Wednesday, January 28, 2004

Working in a Coal Mine

Nope, this one isn't about the current job. Its about the city of Renton, just north of here.

Benson Avenue, the main artery along the East Hill, starts in the city of Renton itself, right behind the Renton City Hall and the new SAM's Club. It occupies a sliver of land right alongside I-405 at that point, and you head up the hill, there's what looks like the an old bridge support or a gun emplacement along the side of the road - moss-covered concrete with stumps of rebar sticking out of the top.

And there's a plaque mounted to the side of the concrete, and I just can't resist a historical marker. So I pulled over.

The pile of concrete and rebar turns out to be a foundation of a mine car hoist for the Renton Coal Mine. The mine itself operated between 1873 and 1920. The hoist was used to haul coal out of the East Hill, the original entrance now buried under the highway. Mules were used originally. This particular mine ran over a mile into the hill, and branched some 22 times. In its lifetime it took out 1.3 million tons of coal (according to the plaque).
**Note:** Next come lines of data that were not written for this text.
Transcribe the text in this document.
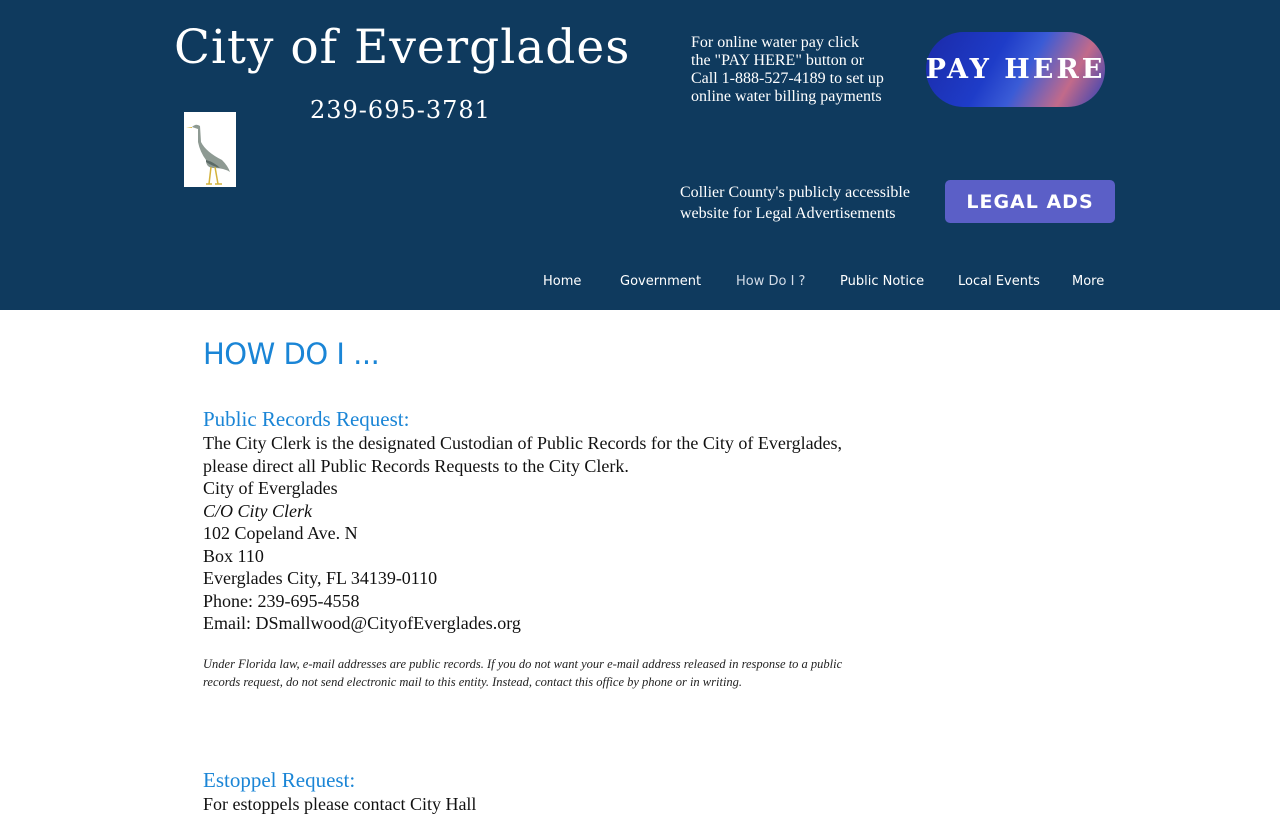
City of Everglades
239-695-3781
For online water pay click
the "PAY HERE" button or
Call 1-888-527-4189 to set up
online water billing payments
PAY HERE
Collier County's publicly accessible
website for Legal Advertisements
LEGAL ADS
Home	Government	How Do I ?	Public Notice	Local Events More
HOW DO I ...
Public Records Request:
The City Clerk is the designated Custodian of Public Records for the City of Everglades,
please direct all Public Records Requests to the City Clerk.
City of Everglades
C/O City Clerk
102 Copeland Ave. N
Box 110
Everglades City, FL 34139-0110
Phone: 239-695-4558
Email: DSmallwood@CityofEverglades.org
Under Florida law, e-mail addresses are public records. If you do not want your e-mail address released in response to a public
records request, do not send electronic mail to this entity. Instead, contact this office by phone or in writing.
Estoppel Request:
For estoppels please contact City Hall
The Renton Coal Mine predates Renton itself. Back then area was known as Black Bridge, for the crossing of the Black River (which as far as I know, is no longer a going concern either, but that may be another story). William Renton was a lumberman who moved up to this neck of the woods in 1850, seeing a need for lumber in Seattle, since the city regularly caught fire in those days (and was rebuilt in wood, so it could burn again - this is what they call today a "repeat purchase model"). Renton did well in lumber, and expanded into rail in order to carry the wood. And when running a planned rail line out to some virgin timber, his associates found coal in the local hills near Black Bridge and William Renton went into the coal business.

(As a digression, there are other coal towns in the area, including Newcastle and Black Diamond. Never thought of them as such, but once you realize it, its kind of obvious from the names).

Anyway, it was the Renton Coal Company until 1886, then became the Renton Cooperative Coal Company until 1907, then was part of Seatle Electic until 1920, when it shut down. Hydro and natural gas replaced coal as an energy source, but the last coal mine (out in Black Diamond) in the area closed in the 1970's.

(This is of particular interest to me, since my home town of Mt. Lebanon, PA - indeed most of southern Allegheny County - was undercut by old mines. My father said that in the 50s you could hear the picks and shovels from the basement of the schools (Which in turn leads to old European stories of Mine Spirits - Knockers and Kobolds, but I'm digressing more than usual)).

Now rural Black Bridge gave way to a larger community of immigrants that came in to mine the coal. And when the town finally incorporated in 1901 (it just celebrated its centennial a few years back), it took as its name that of its leading citizen and its biggest industry - Renton. So the town was named after the business, not the other way around. Which makes sense, because after the whole coal thing went away, the area was primed for ANOTHER company to come in and dominate the landscape - That would be Boeing.

There's more data than you need on coal mining in Renton here. And from the maps it doesn't look like there are any mines directly under this property. But all this is just an interesting exploration that started out with checking out a plaque at the side of the road.

(And there are worse things than living in the town named after a lumber/coal/rail baron. Two communities south, the community was originally named Slaughter. But that's another story).